Summary: A new mathematical model that identifies essential connections between neurons reveals some neural networks in the brain are more essential than others.
After a career spent probing the mysteries of the universe, a Janelia Research Campus senior scientist is now exploring the mysteries of the human brain and developing new insights into the connections between brain cells.
Tirthabir Biswas had a successful career as a theoretical high-energy physicist when he came to Janelia on a sabbatical in 2018. Biswas still enjoyed tackling problems about the universe, but the field had lost some of its excitement, with many major questions already answered.
“Neuroscience today is a little like physics a hundred years ago, when physics had so much data and they didn’t know what was going on and it was exciting,” says Biswas, who is part of the Fitzgerald Lab.
“There is a lot of information in neuroscience and a lot of data, and they understand some specific big circuits, but there is still not an overarching theoretical understanding, and there is an opportunity to make a contribution.”
One of the biggest unanswered questions in neuroscience revolves around connections between brain cells. There are hundreds of times more connections in the human brain than there are stars in the Milky Way, but which brain cells are connected and why remains a mystery. This limits scientists’ ability to precisely treat mental health issues and develop more accurate artificial intelligence.
The challenge of developing a mathematical theory to better understand these connections was a problem Janelia Group Leader James Fitzgerald first posed when Tirthabir Biswas arrived in his lab.
While Fitzgerald was out of town for a few days, Biswas sat down with pen and paper and used his background in high-dimensional geometry to think about the problem – a different approach than that of neuroscientists, who typically rely on calculus and algebra to address mathematical problems. Within days, Biswas had a major insight into the solution and approached Fitzgerald as soon as he returned.
“It seemed this was a very difficult problem, so if I say, ‘I’ve solved the problem,’ he’ll probably think I’m crazy,” Biswas recalls. “But I decided to say it anyway.” Fitzgerald was initially skeptical, but once Biswas finished laying out his work, they both realized he was on to something important.
“He had an insight that is really fundamental to how these networks work that people hadn’t had before,” Fitzgerald says. “This insight was enabled by cross-disciplinary thinking. This insight was a flash of brilliance that he had because of how he thinks, and it just translated to this new problem he’s never worked on before.”
Biswas’s idea helped the team develop a new way to identify essential connections between brain cells, which was published June 29 in Physical Review Research. By analyzing neural networks – mathematical models that mimic brain cells and their connections – they were able to figure out that certain connections in the brain may be more essential than others.
Specifically, they looked at how these networks transform inputs into outputs. For example, an input could be a signal detected by the eye and the output could be the resulting brain activity. They looked at which connection patterns resulted in the same input-output transformation.
As expected, there were an infinite number of possible connections for each input-output combination. But they also found that certain connections appeared in every model, leading the team to suggest that these necessary connections could be present in real brains. A better understanding of which connections are more essential than others could lead to greater awareness of how real neural networks in the brain perform computations.
The next step is for experimental neuroscientists to test this new mathematical theory to see if it can be used to make predictions about what is happening in the brain. The theory has direct applications to Janelia’s efforts to map the connectome of the fly brain and record brain activity in larval zebrafish. Figuring out underlying theoretical principles in these small animals can be used to understand connections in the human brain, where recording such activity is not yet feasible.
“What we are trying to do is put forward some theoretical ways of understanding what really matters and use these simple brains to test those theories,” Fitzgerald says. “As they are verified in simple brains, the general theory can be used to think about how brain computation works in larger brains.”
About this neuroscience research news
Original Research: Closed access.
“Geometric framework to predict structure from function in neural networks” by Tirthabir Biswas et al.

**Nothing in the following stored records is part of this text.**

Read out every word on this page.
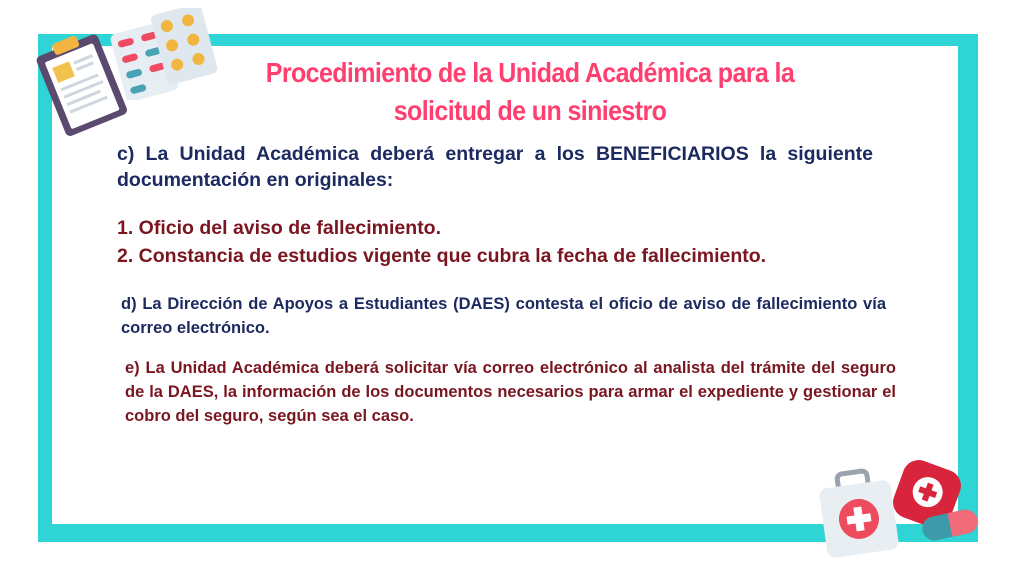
Procedimiento de la Unidad Académica para la
solicitud de un siniestro
c) La Unidad Académica deberá entregar a los BENEFICIARIOS la siguiente documentación en originales:
1. Oficio del aviso de fallecimiento.
2. Constancia de estudios vigente que cubra la fecha de fallecimiento.
d) La Dirección de Apoyos a Estudiantes (DAES) contesta el oficio de aviso de fallecimiento vía correo electrónico.
e) La Unidad Académica deberá solicitar vía correo electrónico al analista del trámite del seguro de la DAES, la información de los documentos necesarios para armar el expediente y gestionar el cobro del seguro, según sea el caso.
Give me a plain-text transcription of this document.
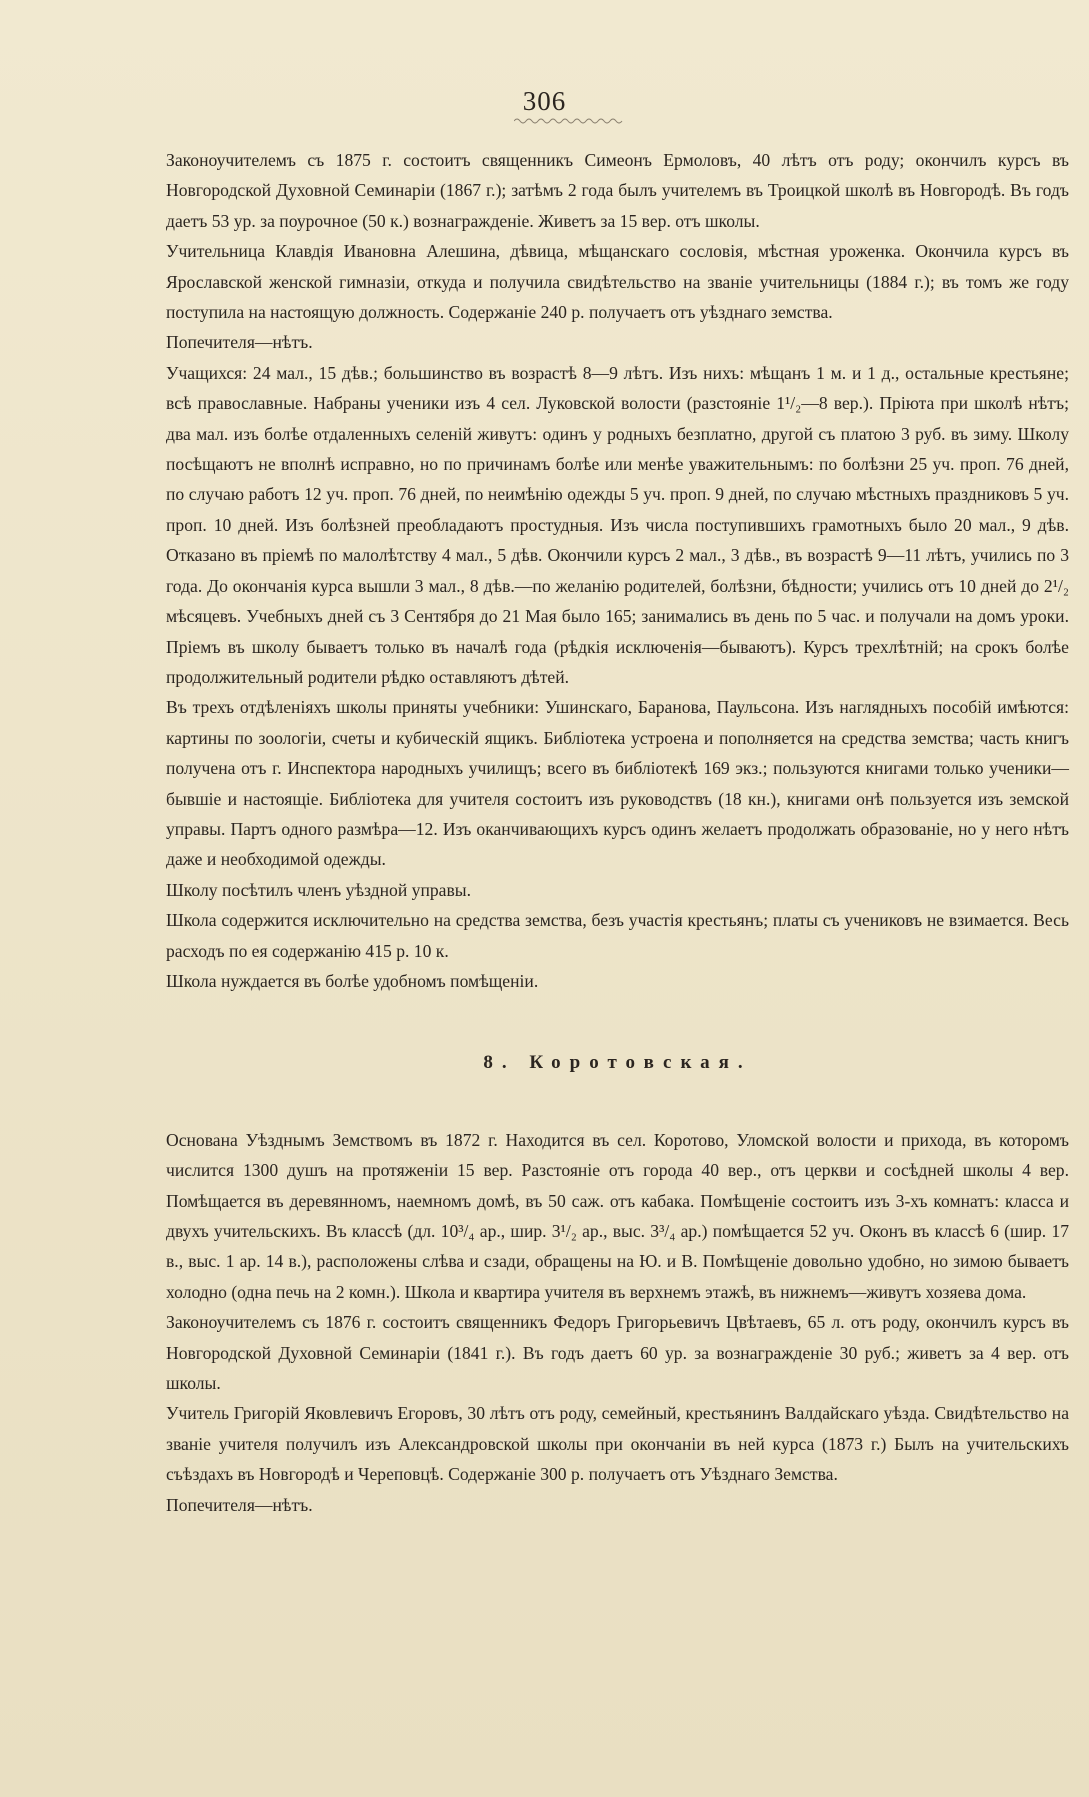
306

Законоучителемъ съ 1875 г. состоитъ священникъ Симеонъ Ермоловъ, 40 лѣтъ отъ роду; окончилъ курсъ въ Новгородской Духовной Семинаріи (1867 г.); затѣмъ 2 года былъ учителемъ въ Троицкой школѣ въ Новгородѣ. Въ годъ даетъ 53 ур. за поурочное (50 к.) вознагражденіе. Живетъ за 15 вер. отъ школы.

Учительница Клавдія Ивановна Алешина, дѣвица, мѣщанскаго сословія, мѣстная уроженка. Окончила курсъ въ Ярославской женской гимназіи, откуда и получила свидѣтельство на званіе учительницы (1884 г.); въ томъ же году поступила на настоящую должность. Содержаніе 240 р. получаетъ отъ уѣзднаго земства.

Попечителя—нѣтъ.

Учащихся: 24 мал., 15 дѣв.; большинство въ возрастѣ 8—9 лѣтъ. Изъ нихъ: мѣщанъ 1 м. и 1 д., остальные крестьяне; всѣ православные. Набраны ученики изъ 4 сел. Луковской волости (разстояніе 1¹/₂—8 вер.). Пріюта при школѣ нѣтъ; два мал. изъ болѣе отдаленныхъ селеній живутъ: одинъ у родныхъ безплатно, другой съ платою 3 руб. въ зиму. Школу посѣщаютъ не вполнѣ исправно, но по причинамъ болѣе или менѣе уважительнымъ: по болѣзни 25 уч. проп. 76 дней, по случаю работъ 12 уч. проп. 76 дней, по неимѣнію одежды 5 уч. проп. 9 дней, по случаю мѣстныхъ праздниковъ 5 уч. проп. 10 дней. Изъ болѣзней преобладаютъ простудныя. Изъ числа поступившихъ грамотныхъ было 20 мал., 9 дѣв. Отказано въ пріемѣ по малолѣтству 4 мал., 5 дѣв. Окончили курсъ 2 мал., 3 дѣв., въ возрастѣ 9—11 лѣтъ, учились по 3 года. До окончанія курса вышли 3 мал., 8 дѣв.—по желанію родителей, болѣзни, бѣдности; учились отъ 10 дней до 2¹/₂ мѣсяцевъ. Учебныхъ дней съ 3 Сентября до 21 Мая было 165; занимались въ день по 5 час. и получали на домъ уроки. Пріемъ въ школу бываетъ только въ началѣ года (рѣдкія исключенія—бываютъ). Курсъ трехлѣтній; на срокъ болѣе продолжительный родители рѣдко оставляютъ дѣтей.

Въ трехъ отдѣленіяхъ школы приняты учебники: Ушинскаго, Баранова, Паульсона. Изъ наглядныхъ пособій имѣются: картины по зоологіи, счеты и кубическій ящикъ. Библіотека устроена и пополняется на средства земства; часть книгъ получена отъ г. Инспектора народныхъ училищъ; всего въ библіотекѣ 169 экз.; пользуются книгами только ученики—бывшіе и настоящіе. Библіотека для учителя состоитъ изъ руководствъ (18 кн.), книгами онѣ пользуется изъ земской управы. Партъ одного размѣра—12. Изъ оканчивающихъ курсъ одинъ желаетъ продолжать образованіе, но у него нѣтъ даже и необходимой одежды.

Школу посѣтилъ членъ уѣздной управы.

Школа содержится исключительно на средства земства, безъ участія крестьянъ; платы съ учениковъ не взимается. Весь расходъ по ея содержанію 415 р. 10 к.

Школа нуждается въ болѣе удобномъ помѣщеніи.

8. Коротовская.

Основана Уѣзднымъ Земствомъ въ 1872 г. Находится въ сел. Коротово, Уломской волости и прихода, въ которомъ числится 1300 душъ на протяженіи 15 вер. Разстояніе отъ города 40 вер., отъ церкви и сосѣдней школы 4 вер. Помѣщается въ деревянномъ, наемномъ домѣ, въ 50 саж. отъ кабака. Помѣщеніе состоитъ изъ 3-хъ комнатъ: класса и двухъ учительскихъ. Въ классѣ (дл. 10³/₄ ар., шир. 3¹/₂ ар., выс. 3³/₄ ар.) помѣщается 52 уч. Оконъ въ классѣ 6 (шир. 17 в., выс. 1 ар. 14 в.), расположены слѣва и сзади, обращены на Ю. и В. Помѣщеніе довольно удобно, но зимою бываетъ холодно (одна печь на 2 комн.). Школа и квартира учителя въ верхнемъ этажѣ, въ нижнемъ—живутъ хозяева дома.

Законоучителемъ съ 1876 г. состоитъ священникъ Федоръ Григорьевичъ Цвѣтаевъ, 65 л. отъ роду, окончилъ курсъ въ Новгородской Духовной Семинаріи (1841 г.). Въ годъ даетъ 60 ур. за вознагражденіе 30 руб.; живетъ за 4 вер. отъ школы.

Учитель Григорій Яковлевичъ Егоровъ, 30 лѣтъ отъ роду, семейный, крестьянинъ Валдайскаго уѣзда. Свидѣтельство на званіе учителя получилъ изъ Александровской школы при окончаніи въ ней курса (1873 г.) Былъ на учительскихъ съѣздахъ въ Новгородѣ и Череповцѣ. Содержаніе 300 р. получаетъ отъ Уѣзднаго Земства.

Попечителя—нѣтъ.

Physical Review Research
Geometric framework to predict structure from function in neural networks
Neural computation in biological and artificial networks relies on the nonlinear summation of many inputs.
The structural connectivity matrix of synaptic weights between neurons is a critical determinant of overall network function, but quantitative links between neural network structure and function are complex and subtle. For example, many networks can give rise to similar functional responses, and the same network can function differently depending on context.
Whether certain patterns of synaptic connectivity are required to generate specific network-level computations is largely unknown.
Here we introduce a geometric framework for identifying synaptic connections required by steady-state responses in recurrent networks of threshold-linear neurons.
Assuming that the number of specified response patterns does not exceed the number of input synapses, we analytically calculate the solution space of all feedforward and recurrent connectivity matrices that can generate the specified responses from the network inputs.
A generalization accounting for noise further reveals that the solution space geometry can undergo topological transitions as the allowed error increases, which could provide insight into both neuroscience and machine learning.
We ultimately use this geometric characterization to derive certainty conditions guaranteeing a nonzero synapse between neurons.
Our theoretical framework could thus be applied to neural activity data to make rigorous anatomical predictions that follow generally from the model architecture.